Je ne puis pas vous renseigner sur le programme de la direction générale de l'aviation civile (DGAC) dont il a été question : nous n'y avons pas été associés durant les trois dernières années. Je ne suis d'ailleurs pas certain qu'il s'agisse d'un projet strictement numérique. Je vous fournirai des éléments de réponse ultérieurement.

En ce qui concerne le cloud, la stratégie mise en place il y a deux ans consiste à former trois cercles concentriques : le premier dédié aux besoins internes de l'État, opéré directement par celui-ci dans ses centres de données ; le deuxième appuyé sur un industriel du numérique, qui n'a pas encore vu le jour, mais sur lequel nous travaillons ; le troisième permettant aux administrations de recourir aux offres du marché, en appréciant l'adéquation de celles-ci à la sensibilité de leur projet. La question du choix du prestataire est essentielle, et il appartient à chaque ministère d'évaluer la sensibilité des données en jeu pour choisir un opérateur français, européen ou un industriel international de l'hébergement.

En la matière, on ne peut pas adopter une position uniforme. Le cloud est aujourd'hui dominé par quelques géants américains qui disposent d'une longueur d'avance d'un point de vue technique. Il faut aider nos industriels à se hisser à leur niveau, mais nous ne pouvons pas attendre pour commencer à faire basculer nos offres dans le cloud.

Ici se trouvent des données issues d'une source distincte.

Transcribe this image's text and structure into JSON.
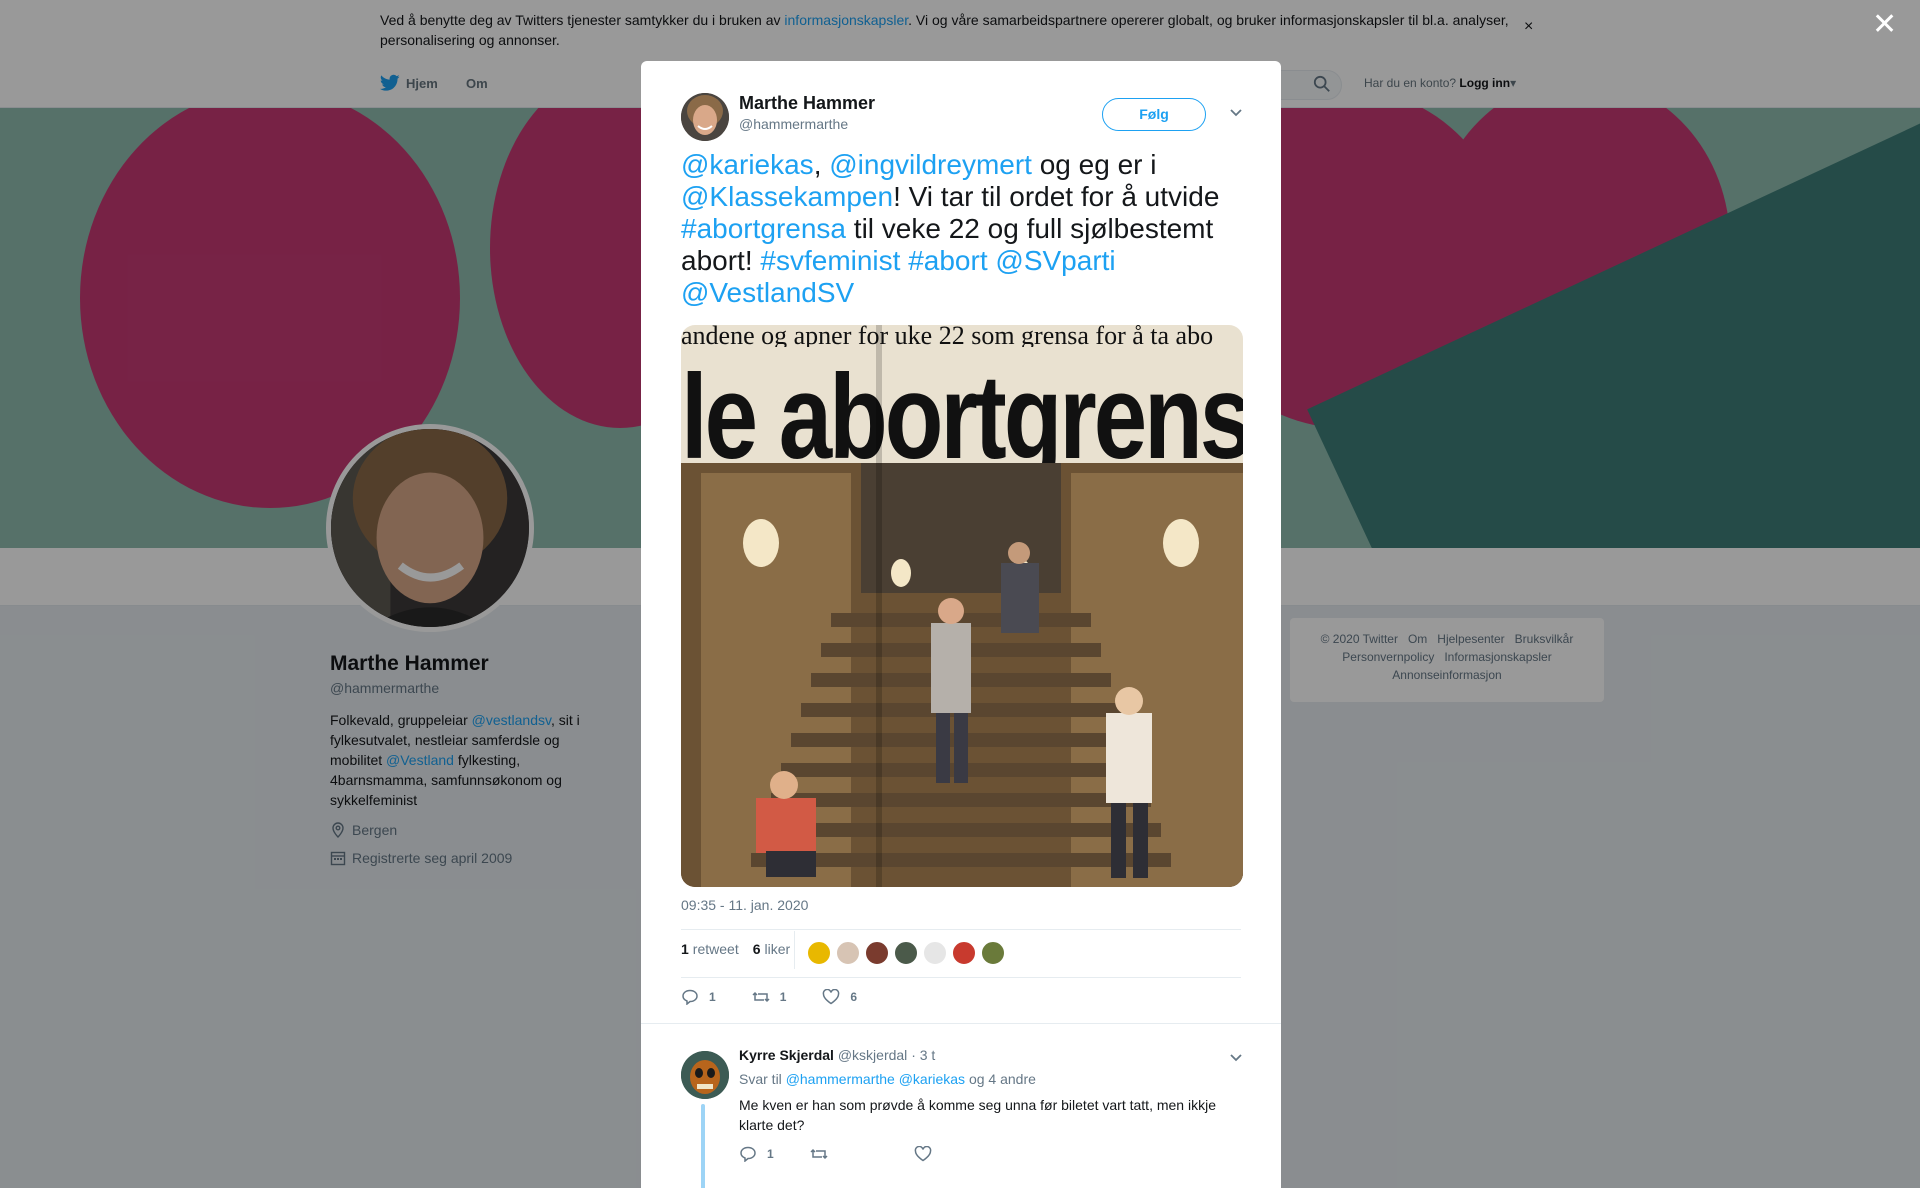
{
  "cookie": {
    "text_before": "Ved å benytte deg av Twitters tjenester samtykker du i bruken av ",
    "link": "informasjonskapsler",
    "text_after": ". Vi og våre samarbeidspartnere opererer globalt, og bruker informasjonskapsler til bl.a. analyser, personalisering og annonser.",
    "close": "×"
  },
  "nav": {
    "home": "Hjem",
    "about": "Om",
    "account_prompt": "Har du en konto?",
    "login": "Logg inn"
  },
  "profile": {
    "name": "Marthe Hammer",
    "handle": "@hammermarthe",
    "bio_1": "Folkevald, gruppeleiar ",
    "bio_link_1": "@vestlandsv",
    "bio_2": ", sit i fylkesutvalet, nestleiar samferdsle og mobilitet ",
    "bio_link_2": "@Vestland",
    "bio_3": " fylkesting, 4barnsmamma, samfunnsøkonom og sykkelfeminist",
    "location": "Bergen",
    "joined": "Registrerte seg april 2009"
  },
  "footer": {
    "items": [
      "© 2020 Twitter",
      "Om",
      "Hjelpesenter",
      "Bruksvilkår",
      "Personvernpolicy",
      "Informasjonskapsler",
      "Annonseinformasjon"
    ]
  },
  "overlay": {
    "close": "✕"
  },
  "tweet": {
    "author_name": "Marthe Hammer",
    "author_handle": "@hammermarthe",
    "follow": "Følg",
    "t1": "@kariekas",
    "t2": ", ",
    "t3": "@ingvildreymert",
    "t4": " og eg er i ",
    "t5": "@Klassekampen",
    "t6": "!  Vi tar til ordet for å utvide ",
    "t7": "#abortgrensa",
    "t8": " til veke 22 og full sjølbestemt abort! ",
    "t9": "#svfeminist",
    "t10": " ",
    "t11": "#abort",
    "t12": " ",
    "t13": "@SVparti",
    "t14": " ",
    "t15": "@VestlandSV",
    "photo_topline": "andene og apner for uke 22 som grensa for å ta abo",
    "photo_headline": "le abortgrensa",
    "time": "09:35 - 11. jan. 2020",
    "retweets_count": "1",
    "retweets_label": "retweet",
    "likes_count": "6",
    "likes_label": "liker",
    "reply_count": "1",
    "retweet_count": "1",
    "like_count": "6"
  },
  "reply": {
    "name": "Kyrre Skjerdal",
    "handle": "@kskjerdal",
    "time": "· 3 t",
    "reply_prefix": "Svar til ",
    "reply_link": "@hammermarthe @kariekas",
    "reply_suffix": " og 4 andre",
    "text": "Me kven er han som prøvde å komme seg unna før biletet vart tatt, men ikkje klarte det?",
    "reply_count": "1"
  },
  "colors": {
    "accent": "#1da1f2",
    "banner_teal": "#8fbcb0",
    "banner_pink": "#c73a74",
    "text_secondary": "#657786"
  }
}
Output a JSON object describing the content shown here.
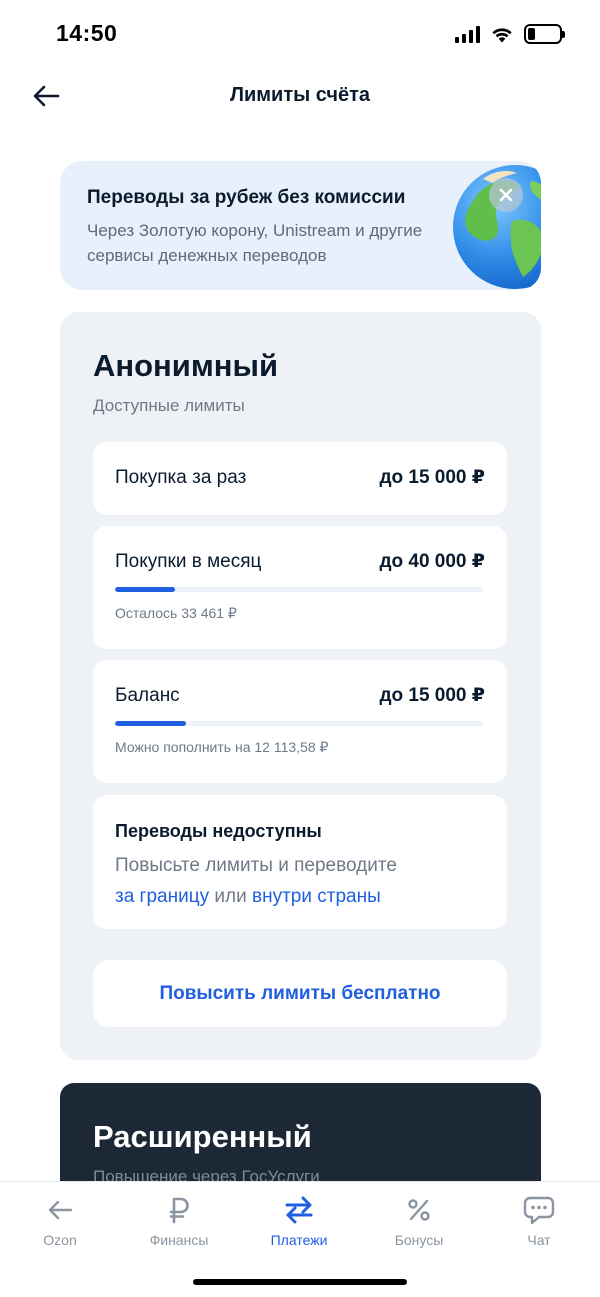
{
  "status_bar": {
    "time": "14:50",
    "battery_level": 0.22
  },
  "header": {
    "title": "Лимиты счёта"
  },
  "promo": {
    "title": "Переводы за рубеж без комиссии",
    "text": "Через Золотую корону, Unistream и другие сервисы денежных переводов"
  },
  "tier_basic": {
    "title": "Анонимный",
    "subtitle": "Доступные лимиты",
    "limits": [
      {
        "label": "Покупка за раз",
        "value": "до 15 000 ₽"
      },
      {
        "label": "Покупки в месяц",
        "value": "до 40 000 ₽",
        "progress": 0.163,
        "note": "Осталось 33 461 ₽"
      },
      {
        "label": "Баланс",
        "value": "до 15 000 ₽",
        "progress": 0.193,
        "note": "Можно пополнить на 12 113,58 ₽"
      }
    ],
    "transfers": {
      "title": "Переводы недоступны",
      "text": "Повысьте лимиты и переводите",
      "link_abroad": "за границу",
      "conjunction": "или",
      "link_domestic": "внутри страны"
    },
    "raise_button": "Повысить лимиты бесплатно"
  },
  "tier_extended": {
    "title": "Расширенный",
    "subtitle": "Повышение через ГосУслуги"
  },
  "tabs": [
    {
      "label": "Ozon",
      "icon": "arrow-left-icon"
    },
    {
      "label": "Финансы",
      "icon": "ruble-icon"
    },
    {
      "label": "Платежи",
      "icon": "transfer-arrows-icon",
      "active": true
    },
    {
      "label": "Бонусы",
      "icon": "percent-icon"
    },
    {
      "label": "Чат",
      "icon": "chat-bubble-icon"
    }
  ],
  "colors": {
    "accent": "#1f5fe0",
    "dark_card": "#1d2836",
    "promo_bg": "#e8f1fb",
    "card_bg": "#eef1f5"
  }
}
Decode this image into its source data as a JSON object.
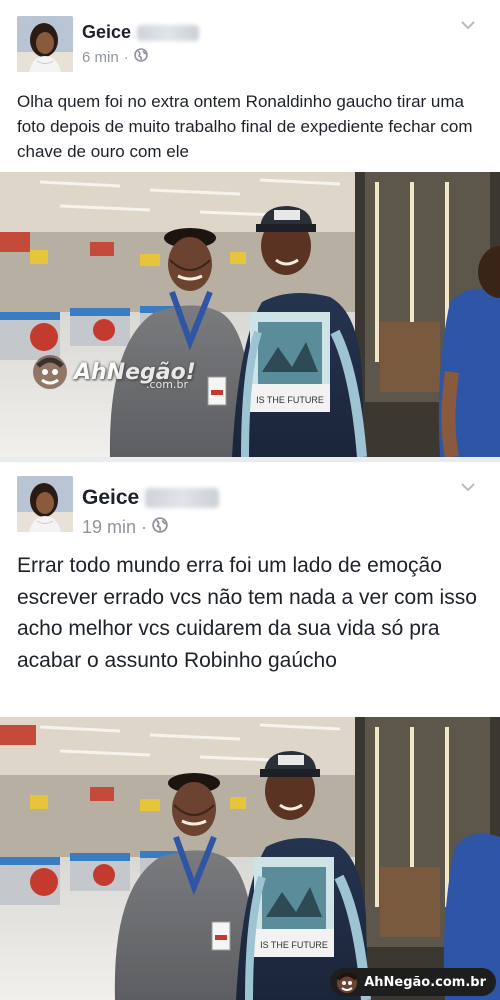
{
  "colors": {
    "name_text": "#1d2129",
    "meta_text": "#90949c",
    "feed_bg": "#e9ebee",
    "card_bg": "#ffffff"
  },
  "posts": [
    {
      "author_first": "Geice",
      "time": "6 min",
      "separator": "·",
      "privacy_icon": "globe-icon",
      "menu_icon": "chevron-down-icon",
      "text": "Olha quem  foi no extra ontem Ronaldinho gaucho tirar uma  foto  depois de muito trabalho  final de expediente  fechar com chave de ouro com ele",
      "image": {
        "shirt_print": "IS THE FUTURE",
        "watermark": "AhNegão!",
        "watermark_sub": ".com.br"
      }
    },
    {
      "author_first": "Geice",
      "time": "19 min",
      "separator": "·",
      "privacy_icon": "globe-icon",
      "menu_icon": "chevron-down-icon",
      "text": "Errar todo mundo erra foi um lado de emoção  escrever errado vcs não  tem nada a ver com isso  acho melhor  vcs cuidarem  da sua vida só  pra acabar o assunto Robinho gaúcho",
      "image": {
        "shirt_print": "IS THE FUTURE",
        "badge": "AhNegão.com.br"
      }
    }
  ]
}
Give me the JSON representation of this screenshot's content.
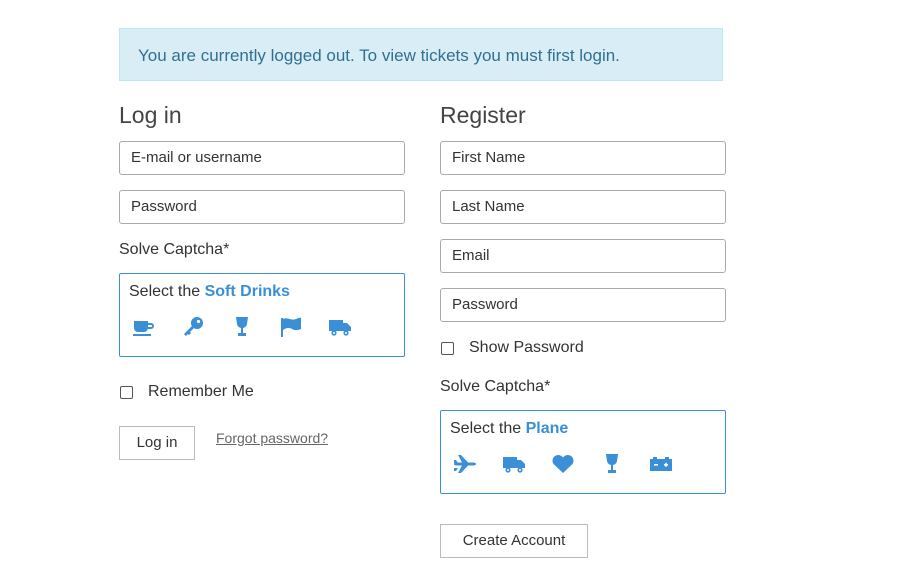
{
  "notice": "You are currently logged out. To view tickets you must first login.",
  "login": {
    "heading": "Log in",
    "username_placeholder": "E-mail or username",
    "password_placeholder": "Password",
    "captcha_label": "Solve Captcha*",
    "captcha_prompt": "Select the",
    "captcha_target": "Soft Drinks",
    "captcha_icons": [
      "coffee-cup-icon",
      "key-icon",
      "wine-glass-icon",
      "flag-icon",
      "truck-icon"
    ],
    "remember_label": "Remember Me",
    "login_button": "Log in",
    "forgot_link": "Forgot password?"
  },
  "register": {
    "heading": "Register",
    "first_name_placeholder": "First Name",
    "last_name_placeholder": "Last Name",
    "email_placeholder": "Email",
    "password_placeholder": "Password",
    "show_password_label": "Show Password",
    "captcha_label": "Solve Captcha*",
    "captcha_prompt": "Select the",
    "captcha_target": "Plane",
    "captcha_icons": [
      "plane-icon",
      "truck-icon",
      "heart-icon",
      "wine-glass-icon",
      "battery-icon"
    ],
    "create_button": "Create Account"
  },
  "colors": {
    "accent": "#3a8fd6",
    "notice_bg": "#d9edf7",
    "notice_text": "#31708f"
  }
}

Nous devons donc trouver des compromis, en tenant compte de la sensibilité des projets.

La valorisation de la data est un axe de travail important de ma direction. Placer la donnée au coeur de la décision publique passe par le développement de la data science et de l'open data au sein de l'État.

La relation avec les collectivités territoriales est, en effet, un enjeu très important. À cet égard, ma direction anime un programme partenarial, le Développement concerté de l'administration numérique territoriale (DCANT), destiné à trouver des lieux de mutualisation de solutions techniques et de partage de bonnes pratiques. Il s'agit en particulier de favoriser la constitution, à l'échelle régionale, départementale, voire intercommunale, de structures de mutualisation, par exemple pour le recrutement de profils pointus ou la conduite de projets à forte valeur ajoutée.

Enfin, vous m'avez interrogé sur la sécurité des systèmes d'information. L'ANSSI est pour nous un partenaire du quotidien : nous travaillons main dans la main sur la plupart des projets numériques. Comme il a été signalé, elle fait désormais partie du processus d'audit des projets de plus de 9 millions d'euros.

M. Claude Raynal, président. - Monsieur le président Andréani, monsieur Bou Hanna, je vous remercie. Nous avons régulièrement parlé des grands projets informatiques sur un mode plutôt négatif, mais vous êtes arrivés à faire souffler un petit vent d'optimisme !

Mes chers collègues, je vous propose d'autoriser la publication de cette enquête en annexe au rapport d'information de notre rapporteur général.

Il en est ainsi décidé.

La réunion est close à 12 heures.

Ce point de l'ordre du jour a fait l'objet d'une captation vidéo qui est disponible en ligne sur le site du Sénat.